Today Arcep launches a pilot project in Nouvelle Aquitaine to test the system

Starting today, these new, more detailed maps will be subject to a full-scale trial in a pilot region: Nouvelle Aquitaine. Arcep is in fact publishing the test maps supplied by operators. Arcep will verify the accuracy of these new maps by ordering a measurement campaign in the field, to then calibrate the verification protocol in the second quarter of the year.

 

After September 2017, the publication of these improved maps will be expanded to the whole of Metropolitan France.

 

Maps available through a new tool

Today Arcep is also launching monreseaumobile.fr, a mapping tool for displaying these new maps. The purpose of the tool its to provide users with customised information, to allow them to compare operators. Monreseaumobile.fr assembles two types of complementary information:

- First, operators' coverage maps. Produced using digital simulations, these maps provide information on the entire country, but deliver a necessarily simplified and so still imperfect reflection of reality;

- Second, quality of service measurements taken under real-life conditions. These data provide a perfect representation of reality in the field but, by their very nature, do not make it possible to obtain an exhaustively detailed snapshot of the situation across the country.

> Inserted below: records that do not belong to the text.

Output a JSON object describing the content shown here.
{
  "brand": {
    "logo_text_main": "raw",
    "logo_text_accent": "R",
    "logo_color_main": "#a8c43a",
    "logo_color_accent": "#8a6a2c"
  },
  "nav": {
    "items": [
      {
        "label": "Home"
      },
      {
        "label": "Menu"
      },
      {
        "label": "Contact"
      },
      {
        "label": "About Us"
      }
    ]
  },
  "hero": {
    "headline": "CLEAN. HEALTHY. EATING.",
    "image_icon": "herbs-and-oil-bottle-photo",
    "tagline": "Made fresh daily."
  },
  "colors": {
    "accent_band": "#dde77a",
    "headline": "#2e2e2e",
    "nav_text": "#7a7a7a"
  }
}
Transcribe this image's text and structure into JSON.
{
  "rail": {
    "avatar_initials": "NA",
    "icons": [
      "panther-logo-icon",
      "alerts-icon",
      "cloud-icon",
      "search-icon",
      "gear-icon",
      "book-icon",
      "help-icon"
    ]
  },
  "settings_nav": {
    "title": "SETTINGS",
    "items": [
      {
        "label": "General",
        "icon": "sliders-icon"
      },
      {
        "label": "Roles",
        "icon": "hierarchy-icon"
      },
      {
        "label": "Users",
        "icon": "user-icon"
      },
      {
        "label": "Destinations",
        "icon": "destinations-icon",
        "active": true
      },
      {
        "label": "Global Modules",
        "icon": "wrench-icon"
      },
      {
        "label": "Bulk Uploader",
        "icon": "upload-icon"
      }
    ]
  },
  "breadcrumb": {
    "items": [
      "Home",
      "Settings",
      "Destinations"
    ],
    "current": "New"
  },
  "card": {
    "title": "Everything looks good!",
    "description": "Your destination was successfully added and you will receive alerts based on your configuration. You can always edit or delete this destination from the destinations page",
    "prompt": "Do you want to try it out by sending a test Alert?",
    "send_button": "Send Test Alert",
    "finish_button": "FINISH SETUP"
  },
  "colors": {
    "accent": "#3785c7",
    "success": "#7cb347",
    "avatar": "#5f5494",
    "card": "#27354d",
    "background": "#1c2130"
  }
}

The intention is for the data-driven approach to regulation to create a virtuous circle: users' informed choices will encourage operators to invest in increasing their coverage; those operators that go the furthest will be rewarded by consumers, which in turn will enable them to earn a return on their investments.

Maps as open data

Thanks to the Digital Republic Act of 2016, which introduced specific provisions regarding the publication of these maps as open data files, Arcep is also making these maps available as open data.

Making these data available to the public will thus allow everyone to use them, to test their accuracy and to create new comparison engines for mobile operators' coverage. Arcep thus invites interested organisations and enterprises to make use of the new data, which at this stage are available only for the Nouvelle Aquitaine region, to develop applications which could, come autumn, be incorporated into these new maps for the whole of France.

This new system is based on the new responsibilities assigned to Arcep in 2015 and 2016

Two successive laws increased Arcep's powers and responsibilities, and enabled the creation of this new system. The "Growth and Business" Act of August 2015 and the Digital Republic Act of October 2016 gave Arcep the ability, respectively, to define more detailed coverage maps and to publish them as open data. Arcep took on these new responsibilities back in 2015, performed the work required to meet them and, in December 2016, adopted a decision that aims to give mobile phone users the means to determine more clearly, for every operator, those locations with good quality coverage and those where coverage is lacking.